Crédit immobilier : pas de hausse pour le moment.

Crédit immobilier : pas de hausse pour le moment.

La perte du Triple A tarderait-il à produire ses effets ?

Avec une note abaissée de la dette française, les observateurs craignaient une augmentation des taux sur le long terme et par capillarité une hausse des taux de crédit à l'habitat. Pour l'heure, les courtiers n'enregistrent aucun mouvement notable à la hausse, au contraire, les taux de crédit immobilier auraient plutôt reculé légèrement.

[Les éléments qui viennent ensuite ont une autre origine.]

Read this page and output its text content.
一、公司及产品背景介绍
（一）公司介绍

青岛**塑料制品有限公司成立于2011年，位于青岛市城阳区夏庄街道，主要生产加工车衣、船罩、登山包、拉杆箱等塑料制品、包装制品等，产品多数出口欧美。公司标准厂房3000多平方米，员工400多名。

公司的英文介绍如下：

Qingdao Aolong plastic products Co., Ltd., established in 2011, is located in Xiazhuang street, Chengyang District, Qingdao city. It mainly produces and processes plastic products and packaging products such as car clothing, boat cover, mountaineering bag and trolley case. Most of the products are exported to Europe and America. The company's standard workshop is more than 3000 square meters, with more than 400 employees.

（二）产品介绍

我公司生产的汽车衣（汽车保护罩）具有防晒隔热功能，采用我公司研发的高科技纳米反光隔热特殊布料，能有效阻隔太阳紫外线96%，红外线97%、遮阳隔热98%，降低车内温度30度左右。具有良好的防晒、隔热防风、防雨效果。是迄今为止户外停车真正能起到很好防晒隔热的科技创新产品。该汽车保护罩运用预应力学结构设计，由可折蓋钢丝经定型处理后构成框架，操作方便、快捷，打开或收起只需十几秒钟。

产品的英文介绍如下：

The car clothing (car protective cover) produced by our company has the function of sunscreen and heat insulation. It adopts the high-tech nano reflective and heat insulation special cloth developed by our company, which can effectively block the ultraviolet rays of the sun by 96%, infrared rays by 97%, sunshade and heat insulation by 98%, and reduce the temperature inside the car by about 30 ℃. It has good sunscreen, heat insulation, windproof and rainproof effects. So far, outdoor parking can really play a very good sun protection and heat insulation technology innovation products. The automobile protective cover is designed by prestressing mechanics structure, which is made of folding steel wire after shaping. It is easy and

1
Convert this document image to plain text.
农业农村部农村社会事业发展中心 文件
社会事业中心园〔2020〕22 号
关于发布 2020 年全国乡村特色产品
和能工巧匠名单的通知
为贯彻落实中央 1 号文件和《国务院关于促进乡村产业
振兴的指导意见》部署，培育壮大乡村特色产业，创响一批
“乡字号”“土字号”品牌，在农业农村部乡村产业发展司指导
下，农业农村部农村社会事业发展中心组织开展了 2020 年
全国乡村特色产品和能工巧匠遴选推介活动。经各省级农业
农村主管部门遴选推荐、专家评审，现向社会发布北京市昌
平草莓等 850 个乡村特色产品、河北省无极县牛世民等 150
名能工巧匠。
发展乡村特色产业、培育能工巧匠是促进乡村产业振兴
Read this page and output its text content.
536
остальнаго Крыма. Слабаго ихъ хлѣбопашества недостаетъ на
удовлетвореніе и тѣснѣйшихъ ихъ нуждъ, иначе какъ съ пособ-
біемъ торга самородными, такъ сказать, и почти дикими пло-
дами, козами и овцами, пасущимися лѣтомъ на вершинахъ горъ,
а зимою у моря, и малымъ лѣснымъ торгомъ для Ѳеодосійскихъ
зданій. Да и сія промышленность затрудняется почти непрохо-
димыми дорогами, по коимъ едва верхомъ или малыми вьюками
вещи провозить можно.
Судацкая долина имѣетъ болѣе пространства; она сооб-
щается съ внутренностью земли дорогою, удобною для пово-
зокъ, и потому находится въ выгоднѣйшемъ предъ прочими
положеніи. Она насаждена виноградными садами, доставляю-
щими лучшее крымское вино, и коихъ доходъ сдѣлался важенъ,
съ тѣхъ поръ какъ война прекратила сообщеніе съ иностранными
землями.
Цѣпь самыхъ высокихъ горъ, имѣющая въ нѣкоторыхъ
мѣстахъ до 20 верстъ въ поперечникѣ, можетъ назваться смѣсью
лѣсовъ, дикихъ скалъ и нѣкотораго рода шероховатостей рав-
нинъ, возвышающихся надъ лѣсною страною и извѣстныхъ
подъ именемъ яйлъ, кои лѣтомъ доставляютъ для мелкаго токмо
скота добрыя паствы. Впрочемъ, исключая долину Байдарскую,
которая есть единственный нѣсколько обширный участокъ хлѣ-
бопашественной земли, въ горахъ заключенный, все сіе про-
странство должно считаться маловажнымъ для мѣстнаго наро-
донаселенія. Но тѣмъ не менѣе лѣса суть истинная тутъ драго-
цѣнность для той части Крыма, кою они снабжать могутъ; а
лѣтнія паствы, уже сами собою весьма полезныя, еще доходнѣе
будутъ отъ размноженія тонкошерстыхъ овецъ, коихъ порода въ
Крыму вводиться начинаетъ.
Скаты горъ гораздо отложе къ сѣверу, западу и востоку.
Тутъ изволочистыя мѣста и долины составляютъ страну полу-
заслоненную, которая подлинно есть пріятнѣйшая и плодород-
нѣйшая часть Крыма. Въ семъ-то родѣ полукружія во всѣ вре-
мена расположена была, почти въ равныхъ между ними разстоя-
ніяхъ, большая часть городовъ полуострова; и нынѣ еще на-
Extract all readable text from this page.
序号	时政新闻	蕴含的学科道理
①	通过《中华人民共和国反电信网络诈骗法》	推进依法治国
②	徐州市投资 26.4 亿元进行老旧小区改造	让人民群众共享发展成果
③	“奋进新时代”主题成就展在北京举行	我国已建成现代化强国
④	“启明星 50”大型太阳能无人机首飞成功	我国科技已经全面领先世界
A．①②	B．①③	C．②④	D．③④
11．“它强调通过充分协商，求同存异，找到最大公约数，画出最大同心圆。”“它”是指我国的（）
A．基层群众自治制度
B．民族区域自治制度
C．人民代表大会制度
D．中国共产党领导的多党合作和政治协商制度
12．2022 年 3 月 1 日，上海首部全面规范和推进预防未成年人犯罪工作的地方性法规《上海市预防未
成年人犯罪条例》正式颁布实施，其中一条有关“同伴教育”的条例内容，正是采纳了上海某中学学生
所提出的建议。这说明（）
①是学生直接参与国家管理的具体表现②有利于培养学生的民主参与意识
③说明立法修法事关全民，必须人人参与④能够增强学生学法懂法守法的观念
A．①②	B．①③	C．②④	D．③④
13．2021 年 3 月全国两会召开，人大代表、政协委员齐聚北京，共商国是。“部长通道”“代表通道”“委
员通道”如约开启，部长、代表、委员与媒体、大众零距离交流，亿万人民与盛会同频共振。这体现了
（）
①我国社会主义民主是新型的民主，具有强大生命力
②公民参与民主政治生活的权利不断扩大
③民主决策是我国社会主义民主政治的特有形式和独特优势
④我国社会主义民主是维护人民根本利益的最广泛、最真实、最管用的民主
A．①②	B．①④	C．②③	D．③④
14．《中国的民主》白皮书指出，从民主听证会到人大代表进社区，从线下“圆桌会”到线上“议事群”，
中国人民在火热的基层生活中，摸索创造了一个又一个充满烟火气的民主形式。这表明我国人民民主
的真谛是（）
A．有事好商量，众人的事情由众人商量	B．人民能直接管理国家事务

Contre toute attente, les taux ont entamé un faible repli en février par rapport au mois dernier. Selon le baromètre du courtier Meilleurtaux.com, la dégradation de la note souveraine de la France a eu peu d'impact sur le niveau des taux à l'habitat. La France arrive d'ailleurs à emprunter sur le marché obligataire à des taux inférieurs à ce qu'elle pouvait lever avec la note suprême. Les emprunts obligataires (OAT 10 ans) sur lesquels se basent les banques pour déterminer les taux fixes n'ont pas augmenté, ils ont même baissé en février pour atteindre 2,89% contre 3,40% avant la perte du troisième A.

Refinancement des banques

Les banques bénéficient toujours d'un taux de refinancement exceptionnellement bas par la Banque Centrale Européenne (1%) et de taux interbancaires très performants. Loin d'être une surprise, la perte du triple A avait été anticipée par tous les acteurs du marché financier, mais pour les courtiers le niveau actuel des taux de crédit immobilier était totalement imprévu.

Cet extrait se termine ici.